But yes, four years. That's how long I've been absent from this blog. To be blunt, this blog started as a means to achieve a double goal: share some experiences while at the same time vent some frustrations coming from the frictions that happen in the day to day operations of an IT shop. Mostly centered around the role of databases in the business IT world, but ended up covering all topics that I touched, even tangentially.
I was -naively- expecting to achieve some degree recognition and influence by posting here, but this clearly did not happened. At least as a result of what was written here. And personal life took a few turns and twists that left little time to write anything. But that does not mean the action stopped.
Ah, but this is also a tremendous opportunity to reflect on what four years mean in "technology-time" In summary, from what I see on my sorroudings, there are a few key changes that have operated in these four years.
First, the web and mobile took over almost everything. Outside a few specific domains, no one in his/her right mind even thinks of not doing its application as a web app, preferably one that scales across a range of devices from small smartphones to slightly bigger tablets to full fledged desktop PCs. It is not easy and there are a few trade offs unless you're willing to invest in custom development for a platform. Something that only the people with the bigger pockets do. Everyone else uses the browser as a front end and something else on the back end. Except of course if you're SAP, Oracle, Adobe, AutoDesk, Microsoft or write games.
Second, and related to the first point, speed of development and deployment have become key differentiators in the SW development arena. No business will tolerate the age-old bi-annual development cycle. There is also that thing called DevOps which basically means "Sysadmins can and should write code unless they like their roles to be abstracted away by some big cloud provider in a few config pages"

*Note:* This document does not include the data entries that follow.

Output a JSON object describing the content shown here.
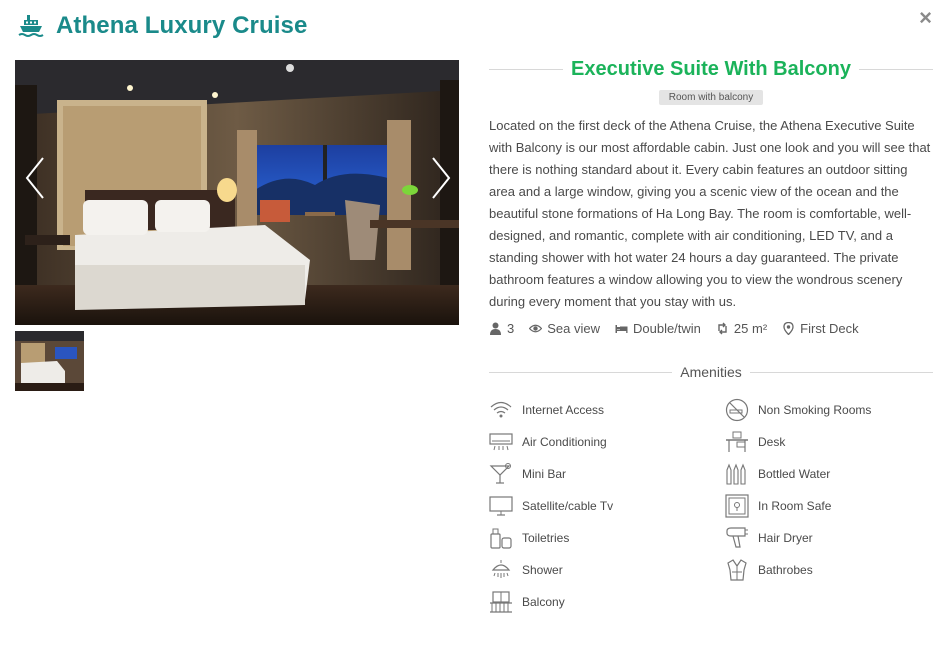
{
  "header": {
    "title": "Athena Luxury Cruise",
    "close_label": "×"
  },
  "gallery": {
    "photo_alt": "Executive Suite bedroom with balcony window",
    "prev_label": "Previous",
    "next_label": "Next"
  },
  "room": {
    "title": "Executive Suite With Balcony",
    "tag": "Room with balcony",
    "description": "Located on the first deck of the Athena Cruise, the Athena Executive Suite with Balcony is our most affordable cabin.  Just one look and you will see that there is nothing standard about it.  Every cabin features an outdoor sitting area and a large window, giving you a scenic view of the ocean and the beautiful stone formations of Ha Long Bay.  The room is comfortable, well-designed, and romantic, complete with air conditioning, LED TV, and a standing shower with hot water 24 hours a day guaranteed.  The private bathroom features a window allowing you to view the wondrous scenery during every moment that you stay with us.",
    "specs": {
      "guests": "3",
      "view": "Sea view",
      "bed": "Double/twin",
      "size": "25 m²",
      "deck": "First Deck"
    }
  },
  "amenities": {
    "title": "Amenities",
    "left": [
      "Internet Access",
      "Air Conditioning",
      "Mini Bar",
      "Satellite/cable Tv",
      "Toiletries",
      "Shower",
      "Balcony"
    ],
    "right": [
      "Non Smoking Rooms",
      "Desk",
      "Bottled Water",
      "In Room Safe",
      "Hair Dryer",
      "Bathrobes"
    ]
  },
  "colors": {
    "brand": "#1a8a8a",
    "room_title": "#1bb35a"
  }
}
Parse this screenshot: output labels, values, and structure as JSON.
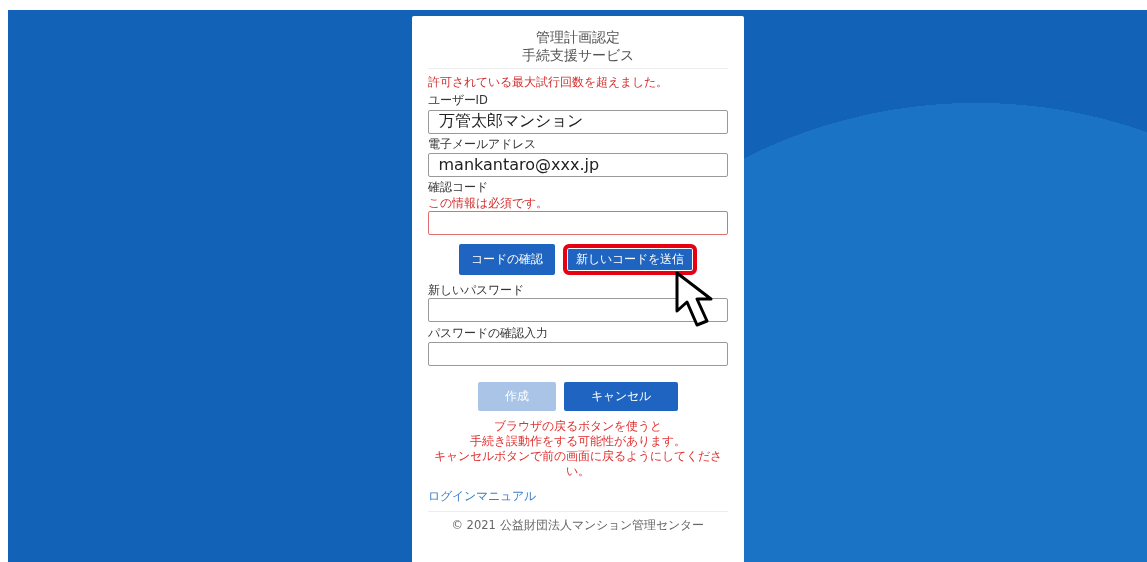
{
  "title_lines": [
    "管理計画認定",
    "手続支援サービス"
  ],
  "error_message": "許可されている最大試行回数を超えました。",
  "fields": [
    {
      "label": "ユーザーID",
      "value": "万管太郎マンション",
      "invalid": false
    },
    {
      "label": "電子メールアドレス",
      "value": "mankantaro@xxx.jp",
      "invalid": false
    },
    {
      "label": "確認コード",
      "error": "この情報は必須です。",
      "invalid": true,
      "buttons": [
        {
          "label": "コードの確認",
          "highlighted": false
        },
        {
          "label": "新しいコードを送信",
          "highlighted": true
        }
      ]
    },
    {
      "label": "新しいパスワード",
      "invalid": false
    },
    {
      "label": "パスワードの確認入力",
      "invalid": false
    }
  ],
  "actions": [
    {
      "label": "作成",
      "disabled": true
    },
    {
      "label": "キャンセル",
      "disabled": false
    }
  ],
  "warning_lines": [
    "ブラウザの戻るボタンを使うと",
    "手続き誤動作をする可能性があります。",
    "キャンセルボタンで前の画面に戻るようにしてください。"
  ],
  "manual_link": "ログインマニュアル",
  "footer": "© 2021 公益財団法人マンション管理センター"
}
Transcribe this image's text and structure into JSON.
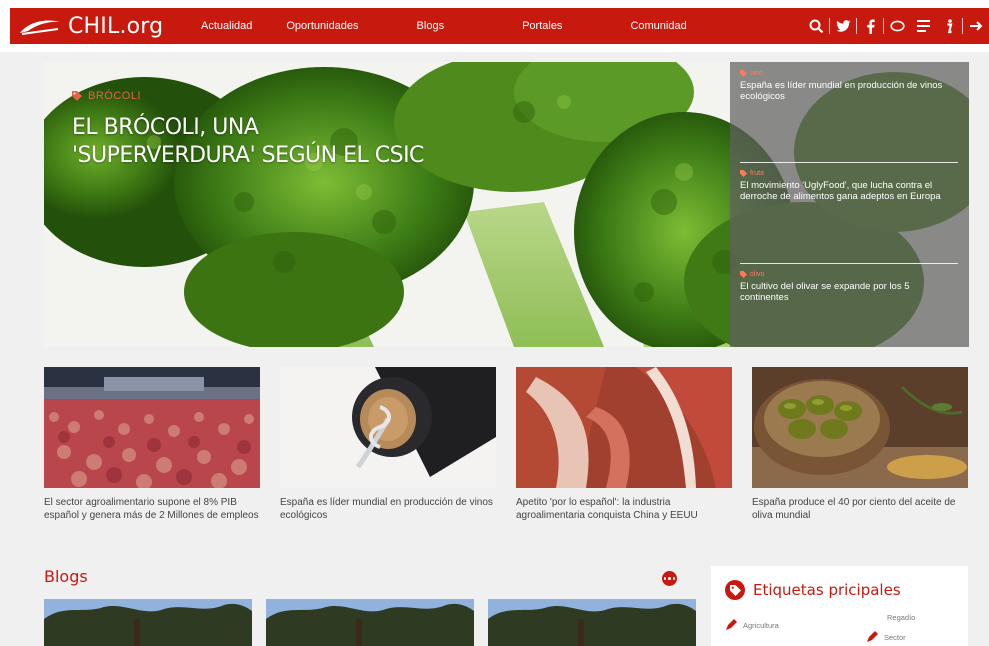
{
  "site": {
    "logo_text": "CHIL.org"
  },
  "nav": {
    "links": [
      "Actualidad",
      "Oportunidades",
      "Blogs",
      "Portales",
      "Comunidad"
    ]
  },
  "hero": {
    "tag": "BRÓCOLI",
    "title_line1": "EL BRÓCOLI, UNA",
    "title_line2": "'SUPERVERDURA' SEGÚN EL CSIC"
  },
  "side_news": [
    {
      "tag": "vino",
      "text": "España es líder mundial en producción de vinos ecológicos"
    },
    {
      "tag": "fruta",
      "text": "El movimiento 'UglyFood', que lucha contra el derroche de alimentos gana adeptos en Europa"
    },
    {
      "tag": "olivo",
      "text": "El cultivo del olivar se expande por los 5 continentes"
    }
  ],
  "cards": [
    {
      "caption": "El sector agroalimentario supone el 8% PIB español y genera más de 2 Millones de empleos",
      "image": "apples-warehouse"
    },
    {
      "caption": "España es líder mundial en producción de vinos ecológicos",
      "image": "wine-corkscrew"
    },
    {
      "caption": "Apetito 'por lo español': la industria agroalimentaria conquista China y EEUU",
      "image": "cured-ham"
    },
    {
      "caption": "España produce el 40 por ciento del aceite de oliva mundial",
      "image": "olives-bowl"
    }
  ],
  "blogs": {
    "title": "Blogs"
  },
  "tags_box": {
    "title": "Etiquetas pricipales",
    "items": [
      "Agricultura",
      "Regadío",
      "Sector"
    ]
  },
  "colors": {
    "brand_red": "#c8190f",
    "tag_orange": "#e46048",
    "background": "#f0f0f0"
  }
}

Everything is converging to a global tendency that tries to automate everything, remove manual -and usually error prone- intervention, scale in all directions and optimize away all the inneficiencies in the development process itself. New methodologies like XP/Scrum/Agile bend the classic waterfall cycle rules in an attempt to extract the most out of each cent invested in people and technology.
Together all those things paint a picture where the classic roles (TI, QA, Ops, DBA, Dev) blend a merge into some sort of team that is required to perform at leves unheard of ten years ago. It is not uncommon to find web-based business doing app deployments four times a day and three week development iterations delivering significant value at a rate previously unthinkable.
Paradoxically, all this means that the classic role of a DBA is simple disappearing. Teams are supposed to have the skills and knowledge to design, mantain and monitor a database without a specific specialized role dedicated to the task. And if your DB does not perform, it is cheaper than ever to scale it up. And most of the time, it works. Problem is, when it fails, it does so spectacularly. And here is the paradox, a developer with solid DB knowledge can make to a team the difference between an unreliable and underperforming app and something that makes customers smile. Hence the paradox, the more you know about DBs, the better developer you become.
So these four years for me have been a transition from a guy who was very good programming but really added value when fiddling with databases to someone whose role and job title is simply a senior developer that happens to have a lot of very useful knowledge about how DBs and SQL works across a few different engines and architectures.